To measure trust at scale, the team built the Data Governance Score that provides a continuous metric from 0 to 100 for every dataset. The score evaluates three pillars: documentation (are columns described and tables annotated?), reliability (do data quality checks pass?), and governance (is the data classified and access-controlled?). The Data Governance Score propagates downstream through lineage: if an upstream table loses trust, every table that depends on it reflects that change automatically. Amit Pahwa, a Staff Software Engineer on the Databricks Data Platform team, helped engineer the Data Governance Score to move the company away from relying on tribal knowledge. He highlights that without structured data, “trust is the difference between like going by facts or going by your gut.”

Beyond the core governance layer, additional data platform workstreams extend the platform’s reach. Lakeflow Connect handles secure SaaS ingestion at scale, which replaced fragile connectors with governed pipelines that land data directly into the medallion architecture. A multicloud platform ensures workloads are portable and secure across AWS, Azure and GCP. A federated analytics layer gives each business domain, from finance to marketing to sales operations, self-service access to governed data through tools like AI/BI Genie and Databricks Apps. A dedicated metric store built on Unity Catalog Metric Views ensures that teams across the company share a single definition for every key metric. The implementation of Fortress was a cultural shift for the company. "Before Fortress, requesting data access felt like a black box for users," says Yang. "Now, it’s a self-service, transparent process where policy is enforced automatically, freeing up engineers to focus on innovation rather than manually approving tickets."

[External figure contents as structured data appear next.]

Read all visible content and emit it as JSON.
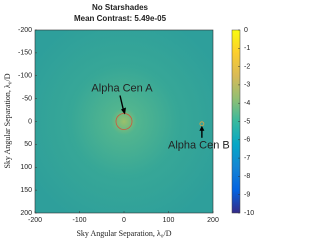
{
  "chart_data": {
    "type": "heatmap",
    "title": "No Starshades",
    "subtitle": "Mean Contrast: 5.49e-05",
    "xlabel": "Sky Angular Separation, λ₀/D",
    "ylabel": "Sky Angular Separation, λ₀/D",
    "xlim": [
      -200,
      200
    ],
    "xticks": [
      -200,
      -100,
      0,
      100,
      200
    ],
    "ylim": [
      -200,
      200
    ],
    "yticks": [
      -200,
      -150,
      -100,
      -50,
      0,
      50,
      100,
      150,
      200
    ],
    "y_inverted": true,
    "clim": [
      -10,
      0
    ],
    "cticks": [
      0,
      -1,
      -2,
      -3,
      -4,
      -5,
      -6,
      -7,
      -8,
      -9,
      -10
    ],
    "colormap": [
      "#352a87",
      "#0363e1",
      "#1485d4",
      "#06a7c6",
      "#38b99e",
      "#92bf73",
      "#d9ba56",
      "#fcce2e",
      "#f9fb0e"
    ],
    "annotations": [
      {
        "text": "Alpha Cen A",
        "x": 0,
        "y": 0
      },
      {
        "text": "Alpha Cen B",
        "x": 175,
        "y": 5
      }
    ]
  }
}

Agentic AI demands the governance they already built

The Data Governance Score gave the Data Platform team something they had never had: real-time visibility into which domains were compliant and which needed attention. Every one of the 100,000-plus tables is now scanned continuously and assigned a 0-to-100 trust rating. Instead of compliance reviews triggering fire drills, the team spots weak areas in real time and addresses them proactively. Security and legal teams spend their time preventing risks rather than chasing spreadsheets.

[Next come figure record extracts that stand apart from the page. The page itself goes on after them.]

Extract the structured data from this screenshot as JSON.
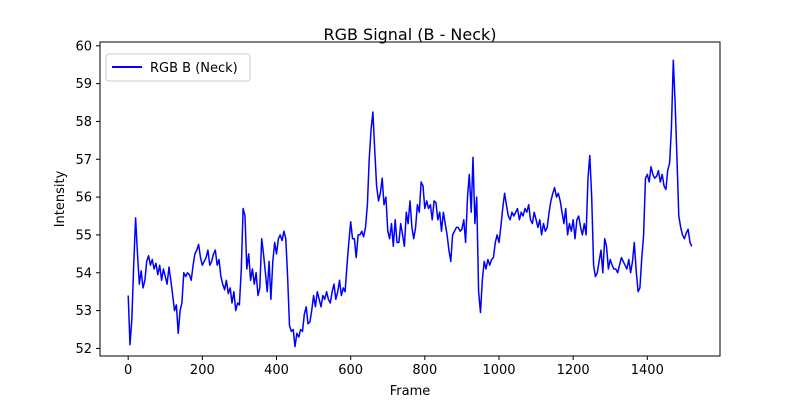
{
  "chart_data": {
    "type": "line",
    "title": "RGB Signal (B - Neck)",
    "xlabel": "Frame",
    "ylabel": "Intensity",
    "xlim": [
      -76,
      1596
    ],
    "ylim": [
      51.8,
      60.1
    ],
    "xticks": [
      0,
      200,
      400,
      600,
      800,
      1000,
      1200,
      1400
    ],
    "yticks": [
      52,
      53,
      54,
      55,
      56,
      57,
      58,
      59,
      60
    ],
    "legend": {
      "position": "top-left"
    },
    "grid": false,
    "series": [
      {
        "name": "RGB B (Neck)",
        "color": "#0000ff",
        "x": [
          0,
          5,
          10,
          15,
          20,
          25,
          30,
          35,
          40,
          45,
          50,
          55,
          60,
          65,
          70,
          75,
          80,
          85,
          90,
          95,
          100,
          105,
          110,
          115,
          120,
          125,
          130,
          135,
          140,
          145,
          150,
          155,
          160,
          165,
          170,
          175,
          180,
          185,
          190,
          195,
          200,
          205,
          210,
          215,
          220,
          225,
          230,
          235,
          240,
          245,
          250,
          255,
          260,
          265,
          270,
          275,
          280,
          285,
          290,
          295,
          300,
          305,
          310,
          315,
          320,
          325,
          330,
          335,
          340,
          345,
          350,
          355,
          360,
          365,
          370,
          375,
          380,
          385,
          390,
          395,
          400,
          405,
          410,
          415,
          420,
          425,
          430,
          435,
          440,
          445,
          450,
          455,
          460,
          465,
          470,
          475,
          480,
          485,
          490,
          495,
          500,
          505,
          510,
          515,
          520,
          525,
          530,
          535,
          540,
          545,
          550,
          555,
          560,
          565,
          570,
          575,
          580,
          585,
          590,
          595,
          600,
          605,
          610,
          615,
          620,
          625,
          630,
          635,
          640,
          645,
          650,
          655,
          660,
          665,
          670,
          675,
          680,
          685,
          690,
          695,
          700,
          705,
          710,
          715,
          720,
          725,
          730,
          735,
          740,
          745,
          750,
          755,
          760,
          765,
          770,
          775,
          780,
          785,
          790,
          795,
          800,
          805,
          810,
          815,
          820,
          825,
          830,
          835,
          840,
          845,
          850,
          855,
          860,
          865,
          870,
          875,
          880,
          885,
          890,
          895,
          900,
          905,
          910,
          915,
          920,
          925,
          930,
          935,
          940,
          945,
          950,
          955,
          960,
          965,
          970,
          975,
          980,
          985,
          990,
          995,
          1000,
          1005,
          1010,
          1015,
          1020,
          1025,
          1030,
          1035,
          1040,
          1045,
          1050,
          1055,
          1060,
          1065,
          1070,
          1075,
          1080,
          1085,
          1090,
          1095,
          1100,
          1105,
          1110,
          1115,
          1120,
          1125,
          1130,
          1135,
          1140,
          1145,
          1150,
          1155,
          1160,
          1165,
          1170,
          1175,
          1180,
          1185,
          1190,
          1195,
          1200,
          1205,
          1210,
          1215,
          1220,
          1225,
          1230,
          1235,
          1240,
          1245,
          1250,
          1255,
          1260,
          1265,
          1270,
          1275,
          1280,
          1285,
          1290,
          1295,
          1300,
          1305,
          1310,
          1315,
          1320,
          1325,
          1330,
          1335,
          1340,
          1345,
          1350,
          1355,
          1360,
          1365,
          1370,
          1375,
          1380,
          1385,
          1390,
          1395,
          1400,
          1405,
          1410,
          1415,
          1420,
          1425,
          1430,
          1435,
          1440,
          1445,
          1450,
          1455,
          1460,
          1465,
          1470,
          1475,
          1480,
          1485,
          1490,
          1495,
          1500,
          1505,
          1510,
          1515,
          1520
        ],
        "values": [
          53.4,
          52.1,
          52.8,
          54.2,
          55.45,
          54.5,
          53.7,
          54.05,
          53.6,
          53.8,
          54.3,
          54.45,
          54.2,
          54.35,
          54.1,
          54.25,
          53.95,
          54.2,
          53.8,
          54.1,
          53.9,
          53.7,
          54.15,
          53.8,
          53.4,
          53.0,
          53.15,
          52.4,
          53.0,
          53.2,
          54.0,
          53.9,
          54.0,
          53.95,
          53.8,
          54.2,
          54.5,
          54.6,
          54.75,
          54.4,
          54.2,
          54.3,
          54.4,
          54.6,
          54.2,
          54.3,
          54.5,
          54.6,
          54.2,
          54.35,
          53.9,
          53.7,
          53.55,
          53.8,
          53.45,
          53.6,
          53.2,
          53.5,
          53.0,
          53.2,
          53.15,
          54.1,
          55.7,
          55.5,
          54.1,
          54.5,
          53.8,
          54.1,
          53.7,
          54.0,
          53.4,
          53.6,
          54.9,
          54.5,
          54.0,
          53.5,
          54.3,
          53.3,
          54.3,
          54.8,
          54.5,
          54.9,
          55.0,
          54.85,
          55.1,
          54.9,
          53.9,
          52.6,
          52.45,
          52.5,
          52.05,
          52.4,
          52.3,
          52.5,
          52.45,
          52.9,
          53.1,
          52.65,
          52.7,
          53.0,
          53.4,
          53.1,
          53.5,
          53.3,
          53.1,
          53.4,
          53.3,
          53.5,
          53.3,
          53.2,
          53.5,
          53.7,
          53.3,
          53.5,
          53.8,
          53.4,
          53.6,
          53.5,
          54.2,
          54.8,
          55.35,
          54.9,
          54.9,
          54.4,
          55.0,
          55.0,
          55.1,
          54.95,
          55.2,
          55.8,
          57.0,
          57.8,
          58.25,
          57.2,
          56.3,
          55.9,
          56.1,
          56.5,
          55.8,
          56.0,
          55.1,
          54.9,
          55.3,
          54.7,
          55.4,
          54.8,
          54.8,
          55.3,
          55.0,
          54.7,
          55.6,
          55.3,
          55.9,
          55.2,
          54.9,
          55.2,
          55.8,
          55.6,
          56.4,
          56.3,
          55.7,
          55.9,
          55.7,
          55.8,
          55.4,
          55.9,
          55.85,
          55.4,
          55.6,
          55.1,
          55.6,
          55.3,
          55.0,
          54.6,
          54.3,
          55.0,
          55.1,
          55.2,
          55.2,
          55.1,
          55.15,
          55.4,
          54.8,
          56.0,
          56.6,
          55.6,
          57.05,
          55.3,
          56.0,
          53.5,
          52.95,
          53.8,
          54.3,
          54.1,
          54.35,
          54.2,
          54.35,
          54.4,
          54.8,
          55.0,
          54.8,
          55.2,
          55.7,
          56.1,
          55.8,
          55.5,
          55.4,
          55.6,
          55.5,
          55.6,
          55.7,
          55.4,
          55.6,
          55.5,
          55.7,
          55.6,
          55.8,
          55.4,
          55.3,
          55.6,
          55.4,
          55.2,
          55.4,
          55.0,
          55.3,
          55.1,
          55.2,
          55.6,
          55.9,
          56.1,
          56.25,
          56.0,
          56.1,
          55.9,
          55.6,
          55.3,
          55.7,
          55.0,
          55.3,
          55.1,
          55.4,
          54.9,
          55.4,
          55.5,
          55.2,
          55.0,
          55.3,
          55.0,
          56.5,
          57.1,
          56.0,
          54.2,
          53.9,
          54.0,
          54.3,
          54.6,
          54.0,
          54.9,
          54.7,
          54.1,
          54.35,
          54.2,
          54.1,
          54.1,
          54.0,
          54.2,
          54.4,
          54.3,
          54.2,
          54.1,
          54.35,
          54.0,
          54.3,
          54.8,
          54.05,
          53.5,
          53.6,
          54.4,
          55.0,
          56.5,
          56.6,
          56.4,
          56.8,
          56.6,
          56.5,
          56.55,
          56.7,
          56.4,
          56.6,
          56.3,
          56.2,
          56.7,
          56.9,
          57.8,
          59.62,
          58.5,
          57.0,
          55.5,
          55.2,
          55.0,
          54.9,
          55.05,
          55.15,
          54.8,
          54.7
        ]
      }
    ]
  }
}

The broader impact extends beyond compliance. Trusted data accelerates every downstream workstream. When a team wants to train a model, they check the governance score and know immediately whether the data meets the bar—no manual review, no waiting for approvals. The metric store ensures that when leadership asks a question about pipeline, revenue or usage, the answer is the same regardless of who runs the query or which tool they use.

But the transformation that matters most is the one the team did not plan for. Wong frames it bluntly: “Data governance is table stakes for agentic AI.” A human will never browse 100,000 tables. An AI agent will find the stale data, the over-permissioned table or the unclassified dataset that a human would never stumble across. “AI is more likely to find bad data and give you an answer based on bad data than it is to actually hallucinate at this point,” Wong warns. The governance infrastructure the team spent years building from the classification model to the Data Governance Score and the lineage-aware trust propagation, now serves as the guardrail layer for agents across the entire company.

Today, every function at Databricks, engineering, finance, marketing, sales, and even facilities, is using agents built on this governed foundation. The amount of data generated by agentic AI is growing at a rate Wong expects will eclipse that of human-generated data. Because the governance structures were designed for humans at scale, they translate directly to agents at scale. The team that rebuilt governance from first principles is now the team enabling the company’s AI future.